Problems Make the World Go Round

In general, whenever we encounter something, there are three three perspectives. One perspective is that something is good. Another is that it's bad. And the last is that it depends on the occasion. When it comes to problems and adversity, the common judgment is that it's bad, something to be avoided. I mean I complain and whine whenever there's a problem. Why did I get sick? Why did I have to fail? Why don't I have enough money? We'll never run out of problems. And the pessimist inside all of us views it as something horrible.

So are problems really horrible? I think they are, but only if we allow them to remain problems. I mean many people profit by solving problems. I mean doctors earn money be curing and helping the sick. If there wasn't sickness, there would be no need for doctors. The power of entrepreneurs is that they provide a service that was otherwise unavailable. If it was convenient to go shopping, and convenient stores like 7-11 wouldn't be thriving. But it is a hassle and so entrepreneurs provide us with better (albeit more expensive) options. And of course, if everything was so predictable that problems didn't pop up, we'd have no need for professions like economists, business consultants, and the like.
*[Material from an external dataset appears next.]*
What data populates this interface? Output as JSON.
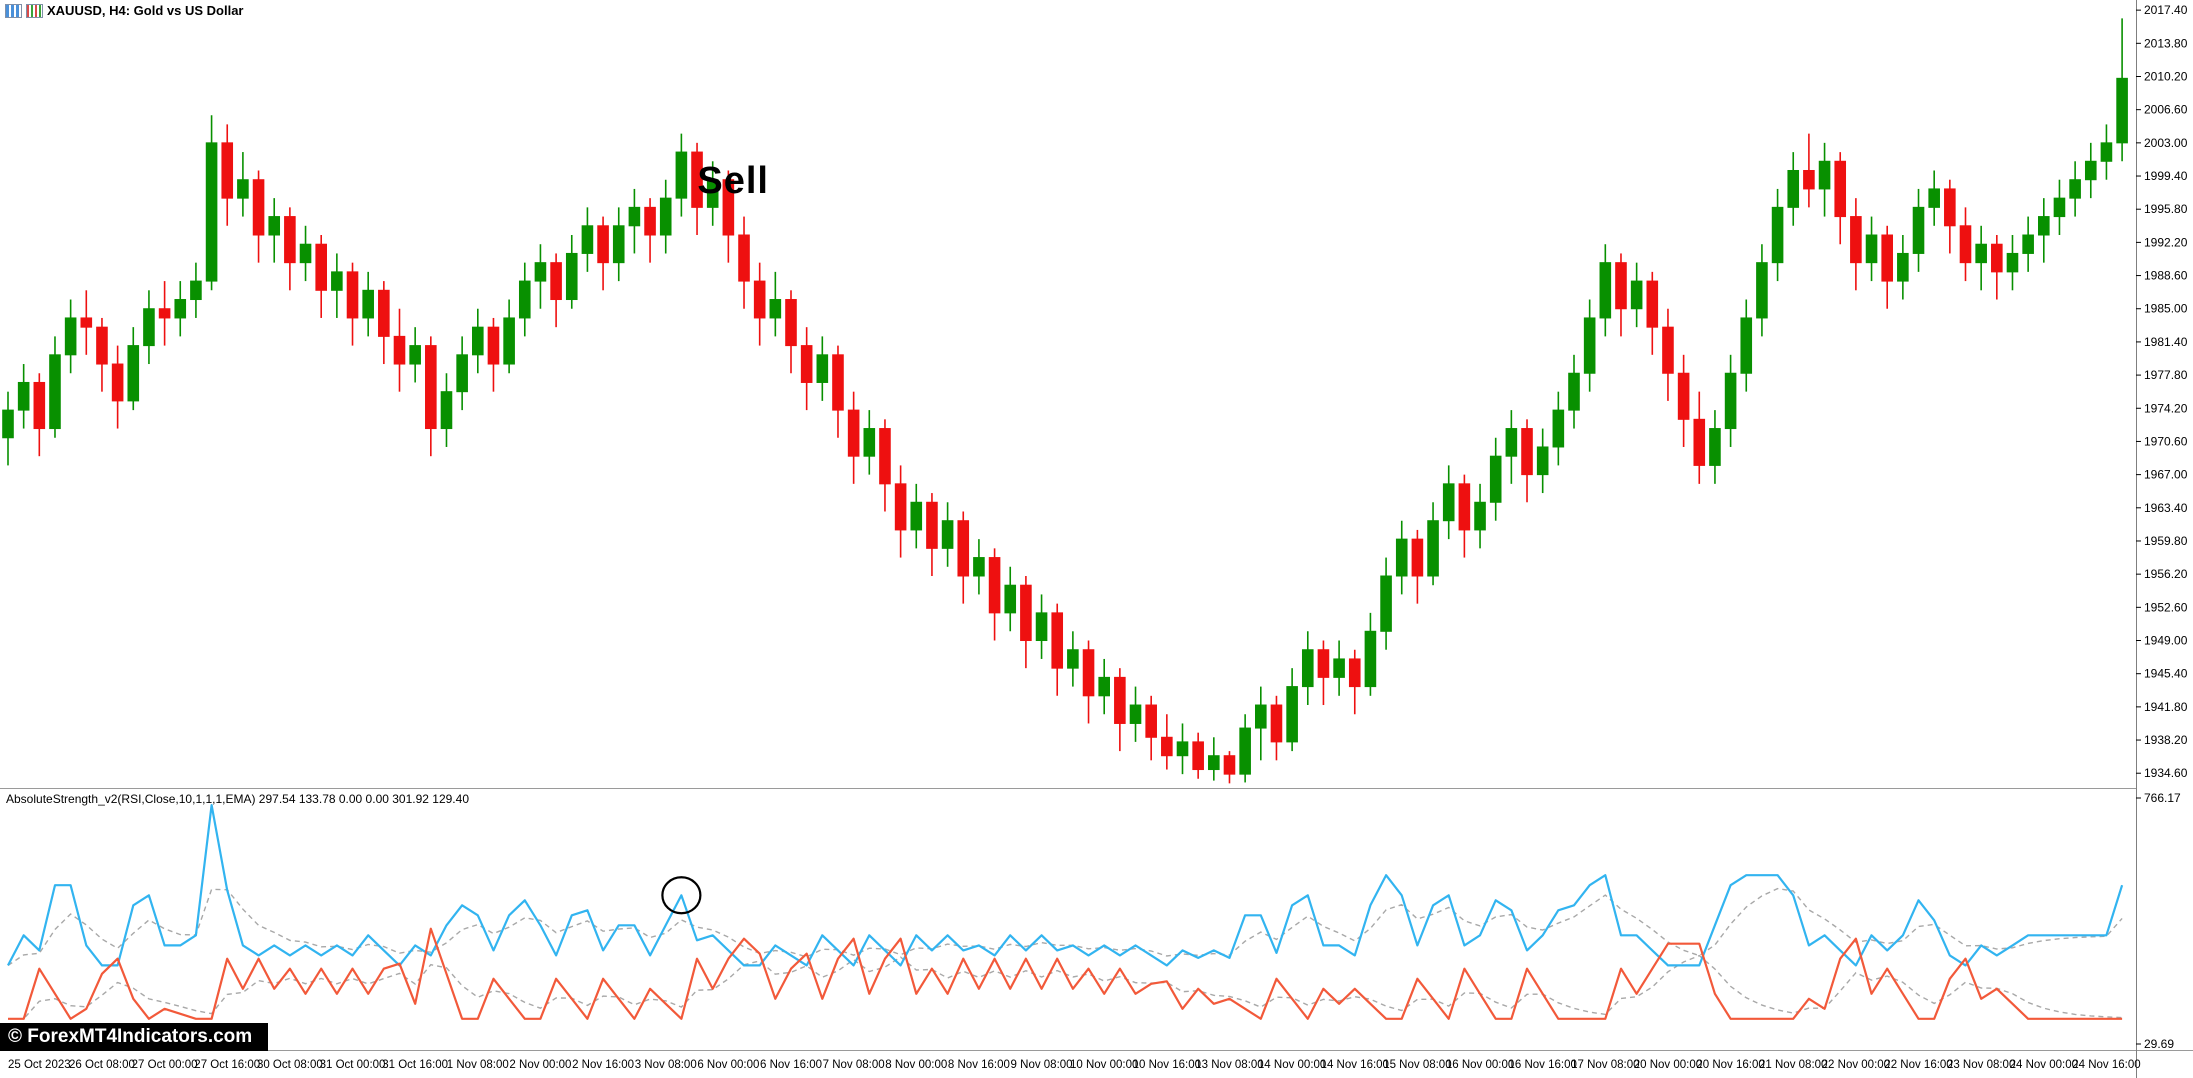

Personally, I'd dread to live a life without any problems. I mean where's the challenge in that? What's the point in living when you know that everything you attempt will succeed? Isn't part of the satisfaction the fact that it was initially unattainable, at least without exerting effort? We admire other people, whether they be our idols, our heroes, or our mentors, not because what they accomplished was easy, but because they overcame a very difficult hurdle. What separates them from ordinary men and women is the fact that they were above average, and that was measured by the quality of their opponent, whether it was another human being, a tragedy, a circumstance of birth, or an old paradigm.
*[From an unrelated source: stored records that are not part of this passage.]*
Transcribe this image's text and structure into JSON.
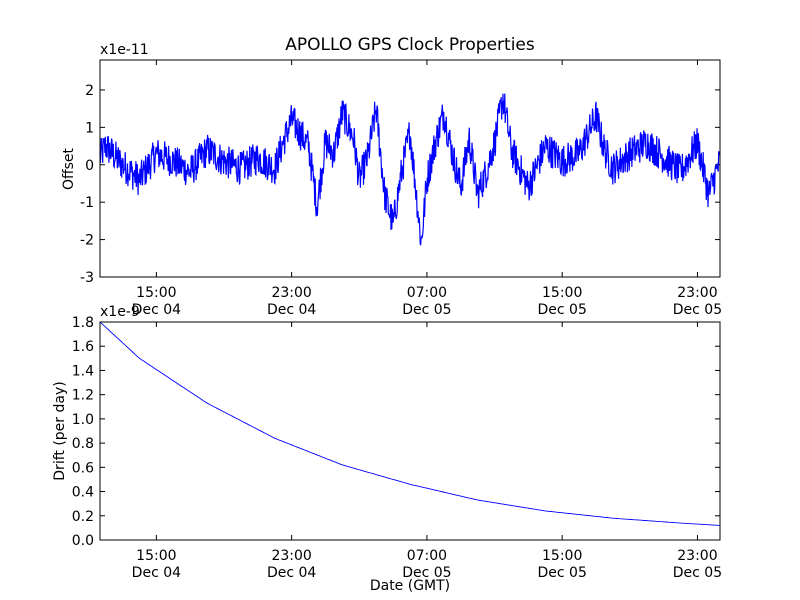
{
  "figure": {
    "title": "APOLLO GPS Clock Properties",
    "xlabel": "Date (GMT)"
  },
  "chart_data": [
    {
      "type": "line",
      "ylabel": "Offset",
      "y_scale_label": "x1e-11",
      "xlim": [
        "2014-12-04T11:40",
        "2014-12-06T00:20"
      ],
      "ylim": [
        -3,
        2.8
      ],
      "yticks": [
        -3,
        -2,
        -1,
        0,
        1,
        2
      ],
      "xticks": [
        {
          "line1": "15:00",
          "line2": "Dec 04"
        },
        {
          "line1": "23:00",
          "line2": "Dec 04"
        },
        {
          "line1": "07:00",
          "line2": "Dec 05"
        },
        {
          "line1": "15:00",
          "line2": "Dec 05"
        },
        {
          "line1": "23:00",
          "line2": "Dec 05"
        }
      ],
      "color": "#0000ff",
      "series": [
        {
          "x": [
            "2014-12-04T11:40",
            "2014-12-04T12:00",
            "2014-12-04T13:00",
            "2014-12-04T14:00",
            "2014-12-04T15:00",
            "2014-12-04T16:00",
            "2014-12-04T17:00",
            "2014-12-04T18:00",
            "2014-12-04T19:00",
            "2014-12-04T20:00",
            "2014-12-04T21:00",
            "2014-12-04T22:00",
            "2014-12-04T22:30",
            "2014-12-04T23:00",
            "2014-12-05T00:00",
            "2014-12-05T00:30",
            "2014-12-05T01:00",
            "2014-12-05T01:30",
            "2014-12-05T02:00",
            "2014-12-05T02:40",
            "2014-12-05T03:00",
            "2014-12-05T03:30",
            "2014-12-05T04:00",
            "2014-12-05T04:30",
            "2014-12-05T05:00",
            "2014-12-05T05:30",
            "2014-12-05T06:00",
            "2014-12-05T06:40",
            "2014-12-05T07:00",
            "2014-12-05T07:30",
            "2014-12-05T08:00",
            "2014-12-05T08:30",
            "2014-12-05T09:00",
            "2014-12-05T09:30",
            "2014-12-05T10:00",
            "2014-12-05T10:30",
            "2014-12-05T11:00",
            "2014-12-05T11:30",
            "2014-12-05T12:00",
            "2014-12-05T13:00",
            "2014-12-05T14:00",
            "2014-12-05T15:00",
            "2014-12-05T16:00",
            "2014-12-05T17:00",
            "2014-12-05T17:30",
            "2014-12-05T18:00",
            "2014-12-05T19:00",
            "2014-12-05T20:00",
            "2014-12-05T21:00",
            "2014-12-05T22:00",
            "2014-12-05T23:00",
            "2014-12-05T23:40",
            "2014-12-06T00:20"
          ],
          "y": [
            0.2,
            0.5,
            0.0,
            -0.4,
            0.3,
            0.1,
            -0.2,
            0.4,
            0.1,
            -0.1,
            0.2,
            -0.1,
            0.6,
            1.2,
            0.5,
            -1.1,
            0.6,
            0.3,
            1.4,
            0.7,
            -0.4,
            0.2,
            1.5,
            -0.8,
            -1.6,
            -0.2,
            0.9,
            -2.1,
            -0.4,
            0.6,
            1.4,
            0.3,
            -0.6,
            0.7,
            -0.8,
            -0.2,
            0.6,
            1.8,
            0.4,
            -0.6,
            0.5,
            0.1,
            0.3,
            1.3,
            0.4,
            -0.1,
            0.3,
            0.6,
            0.2,
            -0.2,
            0.6,
            -0.8,
            0.1
          ]
        }
      ]
    },
    {
      "type": "line",
      "ylabel": "Drift (per day)",
      "y_scale_label": "x1e-9",
      "xlim": [
        "2014-12-04T11:40",
        "2014-12-06T00:20"
      ],
      "ylim": [
        0.0,
        1.8
      ],
      "yticks": [
        "0.0",
        "0.2",
        "0.4",
        "0.6",
        "0.8",
        "1.0",
        "1.2",
        "1.4",
        "1.6",
        "1.8"
      ],
      "xticks": [
        {
          "line1": "15:00",
          "line2": "Dec 04"
        },
        {
          "line1": "23:00",
          "line2": "Dec 04"
        },
        {
          "line1": "07:00",
          "line2": "Dec 05"
        },
        {
          "line1": "15:00",
          "line2": "Dec 05"
        },
        {
          "line1": "23:00",
          "line2": "Dec 05"
        }
      ],
      "color": "#0000ff",
      "series": [
        {
          "x": [
            "2014-12-04T11:40",
            "2014-12-04T14:00",
            "2014-12-04T18:00",
            "2014-12-04T22:00",
            "2014-12-05T02:00",
            "2014-12-05T06:00",
            "2014-12-05T10:00",
            "2014-12-05T14:00",
            "2014-12-05T18:00",
            "2014-12-05T22:00",
            "2014-12-06T00:20"
          ],
          "y": [
            1.8,
            1.5,
            1.13,
            0.84,
            0.62,
            0.46,
            0.33,
            0.24,
            0.18,
            0.14,
            0.12
          ]
        }
      ]
    }
  ]
}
There's also the question of personal growth. It's usually through adversity that we mature and become better people. I mean what would motivate a person to become better? Why not remain as helpless and ignorant as the day you were born? But because there are forces opposing us, we have to grow, actualize our inner strength, and conquer our fears. For me, the two most valuable virtues are wisdom and courage. Wisdom to recognize what we should do, and courage to actualize it. And those two virtues can only be developed in the face of trials. The old saying goes "what doesn't kill you only makes you stronger" and I don't think anyone wants to be killed.
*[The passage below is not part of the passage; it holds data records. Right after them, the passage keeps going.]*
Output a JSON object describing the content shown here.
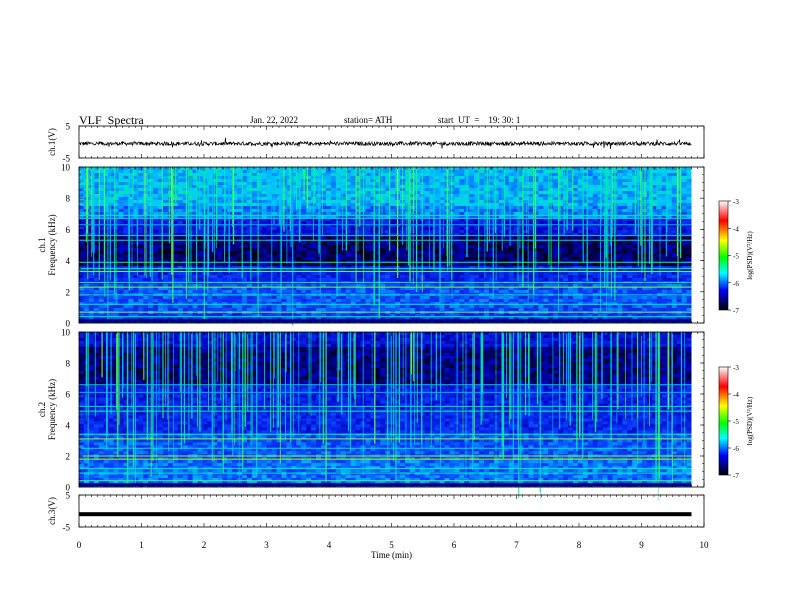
{
  "header": {
    "title": "VLF  Spectra",
    "date": "Jan. 22, 2022",
    "station": "station= ATH",
    "start_ut": "start  UT  =    19: 30: 1"
  },
  "colorbar": {
    "label": "log(PSD)(V²/Hz)",
    "ticks": [
      "-3",
      "-4",
      "-5",
      "-6",
      "-7"
    ],
    "colors": [
      "#ffffff",
      "#ff0000",
      "#ffff00",
      "#00ff00",
      "#00ffff",
      "#0000ff",
      "#000000"
    ]
  },
  "chart_data": [
    {
      "type": "line",
      "name": "ch1-waveform",
      "ylabel": "ch.1(V)",
      "yticks": [
        "5",
        "-5"
      ],
      "ylim": [
        -5,
        5
      ],
      "xlim": [
        0,
        10
      ],
      "level": -0.5,
      "noise_amplitude": 0.6,
      "end_min": 9.8
    },
    {
      "type": "heatmap",
      "name": "ch1-spectrogram",
      "ylabel": "ch.1\nFrequency (kHz)",
      "yticks": [
        "10",
        "8",
        "6",
        "4",
        "2",
        "0"
      ],
      "ylim": [
        0,
        10
      ],
      "xlim": [
        0,
        10
      ],
      "end_min": 9.8
    },
    {
      "type": "heatmap",
      "name": "ch2-spectrogram",
      "ylabel": "ch.2\nFrequency (kHz)",
      "yticks": [
        "10",
        "8",
        "6",
        "4",
        "2",
        "0"
      ],
      "ylim": [
        0,
        10
      ],
      "xlim": [
        0,
        10
      ],
      "end_min": 9.8
    },
    {
      "type": "line",
      "name": "ch3-waveform",
      "ylabel": "ch.3(V)",
      "yticks": [
        "5",
        "-5"
      ],
      "ylim": [
        -5,
        5
      ],
      "xlim": [
        0,
        10
      ],
      "level": -1.0,
      "noise_amplitude": 0.0,
      "end_min": 9.8
    }
  ],
  "x_axis": {
    "xlabel": "Time  (min)",
    "ticks": [
      "0",
      "1",
      "2",
      "3",
      "4",
      "5",
      "6",
      "7",
      "8",
      "9",
      "10"
    ],
    "xlim": [
      0,
      10
    ]
  }
}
There are actually several ways to act towards problems. One is to run away from them, but more often than not, that doesn't solve the problem. The same goes for whining and complaining. There's an illusion of action in whining and complaining, but in reality, we're doing and accomplishing nothing. We can also allow ourselves to be changed and be affected by the problem, and as you know, change is a two way street: we can come out as either worse off, or become better people. I'm hoping it's the latter. And perhaps the only way to make sure that happens is to change how I perceive problems. Rather than think how problems can harm me, I should ask myself how I can benefit from it. And whenever I'm tempted to whine and complain, the first thing I should ask myself is what I'm doing about it. There will always be complainers and whiners. But what this world needs are more problem solvers.